Who Needs to Repent of America’s Sins?
It’s probably not those who want to do so.

As the United States of America celebrates the 250th anniversary of its founding, many of its citizens are not in a celebratory mood.
According to Gallup, just 33% of U.S. adults say they are extremely proud to be an American. The percentage expressing the greatest pride in their nationality is a record low.
Another 20% say they are “very proud.” Others are “moderately proud” (22%), “only a little proud” (15%) or “not at all proud” (9%).
If you were to ask the 2 in 3 Americans without extreme pride what’s holding back their patriotic pride, many would likely list what they consider the sins, both past and present, of our nation.
To be sure, America, like every other nation, has flaws. Obviously, there were great evils condoned at our founding and other great evils allowed or even encouraged today.
But what exactly should a Christian do about those sins? And should they prevent the Christian from expressing patriotism?
To answer the second question first, loving your home country can be a rightly ordered and practiced love.
In The Four Loves, C.S. Lewis directly addresses patriotic admiration. While acknowledging patriotism can become idolatrous, Lewis first establishes that it can be healthy and doesn’t require a sinless country because we see proper patriotic love in Jesus.
In Matthew 23:37, Christ laments over Jerusalem while acknowledging the people of that place kill the prophets. He also knows they will soon kill Him. Yet, Jesus says He wishes He could gather the city up as a loving mother hen gathers her chicks under her wings.
If we reject all patriotism as evil, Lewis says, “We cannot keep even Christ's lament over Jerusalem. He too exhibits love for His country.”
This means we are to love our nation despite its flaws, but not because of them. We will be confronted by evil acts committed by our government and its leaders. In these moments, Lewis would encourage introspection but likely not repentance.

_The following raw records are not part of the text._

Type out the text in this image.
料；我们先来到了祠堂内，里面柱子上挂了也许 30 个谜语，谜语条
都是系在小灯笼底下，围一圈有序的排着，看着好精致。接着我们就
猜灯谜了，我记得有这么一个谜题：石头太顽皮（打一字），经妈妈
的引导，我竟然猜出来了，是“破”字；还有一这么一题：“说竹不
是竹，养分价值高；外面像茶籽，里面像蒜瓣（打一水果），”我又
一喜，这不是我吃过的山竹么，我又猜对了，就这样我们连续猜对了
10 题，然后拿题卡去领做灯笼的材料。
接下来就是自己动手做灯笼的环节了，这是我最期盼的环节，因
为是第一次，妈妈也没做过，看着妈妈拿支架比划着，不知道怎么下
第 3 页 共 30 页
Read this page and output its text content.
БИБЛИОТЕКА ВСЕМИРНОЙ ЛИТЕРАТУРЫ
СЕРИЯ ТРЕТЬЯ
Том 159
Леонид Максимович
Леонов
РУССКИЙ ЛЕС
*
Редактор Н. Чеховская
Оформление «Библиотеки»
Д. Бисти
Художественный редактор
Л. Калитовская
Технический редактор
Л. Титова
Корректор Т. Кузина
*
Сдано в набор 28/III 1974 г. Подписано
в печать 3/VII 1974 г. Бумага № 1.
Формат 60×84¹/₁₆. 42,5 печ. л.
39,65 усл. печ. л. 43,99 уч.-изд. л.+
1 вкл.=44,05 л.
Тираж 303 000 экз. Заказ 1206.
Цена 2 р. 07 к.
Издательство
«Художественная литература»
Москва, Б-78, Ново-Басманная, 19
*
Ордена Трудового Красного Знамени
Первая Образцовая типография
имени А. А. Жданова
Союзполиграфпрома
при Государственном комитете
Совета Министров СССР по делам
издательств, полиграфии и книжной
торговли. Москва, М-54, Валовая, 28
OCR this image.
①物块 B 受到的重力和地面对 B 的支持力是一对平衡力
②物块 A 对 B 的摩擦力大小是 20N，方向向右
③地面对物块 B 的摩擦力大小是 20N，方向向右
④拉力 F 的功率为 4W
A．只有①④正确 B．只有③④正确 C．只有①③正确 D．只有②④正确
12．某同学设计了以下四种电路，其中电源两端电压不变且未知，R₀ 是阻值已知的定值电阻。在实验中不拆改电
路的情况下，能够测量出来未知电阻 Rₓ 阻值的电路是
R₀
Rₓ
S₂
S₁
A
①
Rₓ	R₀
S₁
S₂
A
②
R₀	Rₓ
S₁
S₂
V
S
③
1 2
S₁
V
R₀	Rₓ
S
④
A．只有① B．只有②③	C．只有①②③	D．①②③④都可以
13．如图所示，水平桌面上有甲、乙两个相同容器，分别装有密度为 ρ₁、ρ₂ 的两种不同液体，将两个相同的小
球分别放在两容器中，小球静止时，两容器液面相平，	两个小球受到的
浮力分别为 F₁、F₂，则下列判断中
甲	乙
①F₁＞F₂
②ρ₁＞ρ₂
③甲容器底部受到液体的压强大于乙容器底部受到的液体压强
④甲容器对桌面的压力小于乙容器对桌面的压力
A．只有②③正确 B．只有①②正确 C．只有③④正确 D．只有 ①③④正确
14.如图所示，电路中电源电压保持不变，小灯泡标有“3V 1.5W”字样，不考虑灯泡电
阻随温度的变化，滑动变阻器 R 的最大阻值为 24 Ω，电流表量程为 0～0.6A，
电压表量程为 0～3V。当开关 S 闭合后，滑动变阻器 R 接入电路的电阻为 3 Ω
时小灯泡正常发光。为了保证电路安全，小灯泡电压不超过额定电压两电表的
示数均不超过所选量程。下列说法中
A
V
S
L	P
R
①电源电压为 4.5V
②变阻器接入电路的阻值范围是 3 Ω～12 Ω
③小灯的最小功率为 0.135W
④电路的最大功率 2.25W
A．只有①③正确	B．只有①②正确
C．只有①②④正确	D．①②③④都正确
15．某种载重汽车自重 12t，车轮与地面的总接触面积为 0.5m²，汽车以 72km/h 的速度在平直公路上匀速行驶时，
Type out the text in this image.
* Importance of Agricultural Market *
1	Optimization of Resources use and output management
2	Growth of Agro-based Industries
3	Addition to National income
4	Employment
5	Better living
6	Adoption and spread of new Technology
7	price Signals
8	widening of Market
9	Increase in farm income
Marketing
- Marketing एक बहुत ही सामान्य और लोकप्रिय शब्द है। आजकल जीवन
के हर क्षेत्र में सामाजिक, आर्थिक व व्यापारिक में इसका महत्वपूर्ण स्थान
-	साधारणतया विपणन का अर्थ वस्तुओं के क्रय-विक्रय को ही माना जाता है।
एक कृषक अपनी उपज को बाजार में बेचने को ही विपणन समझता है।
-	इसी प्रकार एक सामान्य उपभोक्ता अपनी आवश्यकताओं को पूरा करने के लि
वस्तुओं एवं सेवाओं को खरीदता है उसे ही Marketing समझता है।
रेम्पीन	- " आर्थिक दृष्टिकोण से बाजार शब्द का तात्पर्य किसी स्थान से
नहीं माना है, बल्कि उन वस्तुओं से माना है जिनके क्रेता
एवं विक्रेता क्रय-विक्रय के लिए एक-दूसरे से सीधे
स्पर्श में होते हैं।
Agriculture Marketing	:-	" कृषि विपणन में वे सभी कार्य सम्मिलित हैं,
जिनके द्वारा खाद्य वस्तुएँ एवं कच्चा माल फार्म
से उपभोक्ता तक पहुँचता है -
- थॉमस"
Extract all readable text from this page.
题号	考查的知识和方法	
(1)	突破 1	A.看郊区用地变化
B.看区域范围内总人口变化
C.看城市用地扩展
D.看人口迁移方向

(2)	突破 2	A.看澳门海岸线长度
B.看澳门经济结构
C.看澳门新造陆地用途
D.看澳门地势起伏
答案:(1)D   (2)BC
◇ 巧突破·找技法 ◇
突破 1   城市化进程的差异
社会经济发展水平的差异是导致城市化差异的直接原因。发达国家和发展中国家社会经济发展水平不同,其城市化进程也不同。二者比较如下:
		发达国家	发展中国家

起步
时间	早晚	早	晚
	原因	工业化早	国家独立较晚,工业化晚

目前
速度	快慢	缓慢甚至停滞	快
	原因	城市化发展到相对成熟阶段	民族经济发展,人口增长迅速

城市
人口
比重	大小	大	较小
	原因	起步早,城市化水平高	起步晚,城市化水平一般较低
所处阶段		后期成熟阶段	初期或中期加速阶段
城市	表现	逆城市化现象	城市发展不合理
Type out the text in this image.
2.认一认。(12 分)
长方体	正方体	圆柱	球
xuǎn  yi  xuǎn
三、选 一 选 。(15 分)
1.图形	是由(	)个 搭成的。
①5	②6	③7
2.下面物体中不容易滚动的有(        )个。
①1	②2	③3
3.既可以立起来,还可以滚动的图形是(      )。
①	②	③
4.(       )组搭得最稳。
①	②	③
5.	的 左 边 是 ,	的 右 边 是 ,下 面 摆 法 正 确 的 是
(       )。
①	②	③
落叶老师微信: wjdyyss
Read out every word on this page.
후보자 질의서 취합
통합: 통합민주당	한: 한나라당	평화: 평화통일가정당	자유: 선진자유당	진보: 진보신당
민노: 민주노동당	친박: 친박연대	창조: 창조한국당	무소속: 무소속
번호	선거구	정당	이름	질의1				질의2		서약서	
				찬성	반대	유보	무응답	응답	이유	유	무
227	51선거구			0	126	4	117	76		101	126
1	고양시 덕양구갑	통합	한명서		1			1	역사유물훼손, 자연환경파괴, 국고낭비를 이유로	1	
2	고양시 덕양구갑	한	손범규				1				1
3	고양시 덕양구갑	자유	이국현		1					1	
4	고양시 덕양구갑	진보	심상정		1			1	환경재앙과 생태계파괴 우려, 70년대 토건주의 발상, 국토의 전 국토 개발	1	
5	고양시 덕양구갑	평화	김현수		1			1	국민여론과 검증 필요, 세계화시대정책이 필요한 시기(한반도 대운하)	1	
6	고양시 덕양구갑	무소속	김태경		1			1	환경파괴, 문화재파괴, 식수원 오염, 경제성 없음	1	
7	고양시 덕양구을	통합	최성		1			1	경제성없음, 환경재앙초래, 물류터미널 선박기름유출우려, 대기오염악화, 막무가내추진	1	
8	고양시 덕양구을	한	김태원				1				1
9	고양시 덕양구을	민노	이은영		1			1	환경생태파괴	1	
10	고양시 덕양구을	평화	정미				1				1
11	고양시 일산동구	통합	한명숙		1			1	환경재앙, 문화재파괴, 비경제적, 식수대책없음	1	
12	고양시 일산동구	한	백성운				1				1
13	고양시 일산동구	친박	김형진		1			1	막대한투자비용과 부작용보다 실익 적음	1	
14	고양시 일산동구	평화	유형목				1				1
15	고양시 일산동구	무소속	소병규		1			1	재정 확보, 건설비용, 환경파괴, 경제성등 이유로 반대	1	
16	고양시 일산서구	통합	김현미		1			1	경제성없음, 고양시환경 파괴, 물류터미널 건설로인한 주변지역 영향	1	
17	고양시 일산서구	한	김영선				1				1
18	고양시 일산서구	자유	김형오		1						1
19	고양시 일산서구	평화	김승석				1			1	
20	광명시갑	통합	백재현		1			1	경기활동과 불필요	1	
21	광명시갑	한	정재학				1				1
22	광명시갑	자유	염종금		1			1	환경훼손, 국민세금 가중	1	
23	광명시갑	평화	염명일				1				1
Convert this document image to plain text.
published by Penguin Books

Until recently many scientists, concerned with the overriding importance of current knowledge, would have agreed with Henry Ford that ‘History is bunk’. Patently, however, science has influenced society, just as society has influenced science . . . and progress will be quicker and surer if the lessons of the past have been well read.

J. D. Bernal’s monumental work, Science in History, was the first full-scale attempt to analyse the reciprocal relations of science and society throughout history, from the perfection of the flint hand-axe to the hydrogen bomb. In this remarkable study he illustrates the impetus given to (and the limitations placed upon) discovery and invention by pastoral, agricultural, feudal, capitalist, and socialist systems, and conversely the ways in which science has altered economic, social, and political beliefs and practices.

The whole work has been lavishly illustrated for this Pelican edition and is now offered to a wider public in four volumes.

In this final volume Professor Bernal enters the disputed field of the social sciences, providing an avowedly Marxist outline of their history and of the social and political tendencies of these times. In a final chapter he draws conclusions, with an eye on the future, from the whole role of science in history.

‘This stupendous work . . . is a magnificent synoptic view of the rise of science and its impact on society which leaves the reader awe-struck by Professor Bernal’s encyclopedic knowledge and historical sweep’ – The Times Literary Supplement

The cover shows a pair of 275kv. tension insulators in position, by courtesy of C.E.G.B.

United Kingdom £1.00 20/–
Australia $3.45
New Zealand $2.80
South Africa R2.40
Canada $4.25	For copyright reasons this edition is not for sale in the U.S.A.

In “Dangers of National Repentance,” a 1940 essay republished in God in the Dock, Lewis addresses a mood prevalent in post-World War I Great Britain.
Even recognizing the wrongs committed by the Nazis, there was still some soul-searching by many outside of Germany for the role their nations played in creating an environment that allowed or even encouraged the rise of fascism.
In response to what he sees as a growing tendency toward national repentance among younger Britons, Lewis argues that such a decision is both too easy and too dangerous.
National repentance allows us to express remorse and contrition over actions that we had no real control over. In reality, we are repenting for the sins of our neighbors, those governmental leaders who made the decisions. Lewis writes:
By a dangerous figure of speech, he [the one repenting of national sins] calls the Government not ‘they’ but ‘we’. And since, as penitents, we are not encouraged to be charitable to our own sins, nor to give ourselves the benefit of any doubt, a Government which is called ‘we’ is ipso facto placed beyond the sphere of charity or even of justice. You can say anything you please about it. You can indulge in the popular vice of detraction without restraint, and yet feel all the time that you are practicing contrition. A group of such young penitents will say, ‘Let us repent our national sins’; what they mean is, ‘Let us attribute to our neighbor (even our Christian neighbor) in the Cabinet, whenever we disagree with him, every abominable motive that Satan can suggest to our fancy.’
This type of repentance, Lewis saw, was attractive to a certain group of people, often educated young adults, who were least likely to need it. They have been distrustful of their nation almost since birth.
Asking these individuals, those 9% who are not proud at all to be an American and perhaps some of the other more hesitant patriotic citizens, to repent of America’s sins is to ask them “not to mortify, but to indulge, their ruling passions.”
There may indeed be “communal sins” for which we need to repent but those are the sins most common and most approved of our “own age and class,” what we might call our subculture.
Look around at those who share your politics and cultural perspective, what actions and attitudes do you them condone that the Bible condemns? Those are the sins for which repentance may be necessary or at least beneficial.
For some, repenting or even acknowledging the sins of their country may be a worthwhile exercise because it costs them something. Those who actually have immense pride in their nation could not repent “without a struggle.”
So if you were to ask C.S. Lewis if you need to repent of America’s sins? He would probably say, “Only if it hurts to do so.”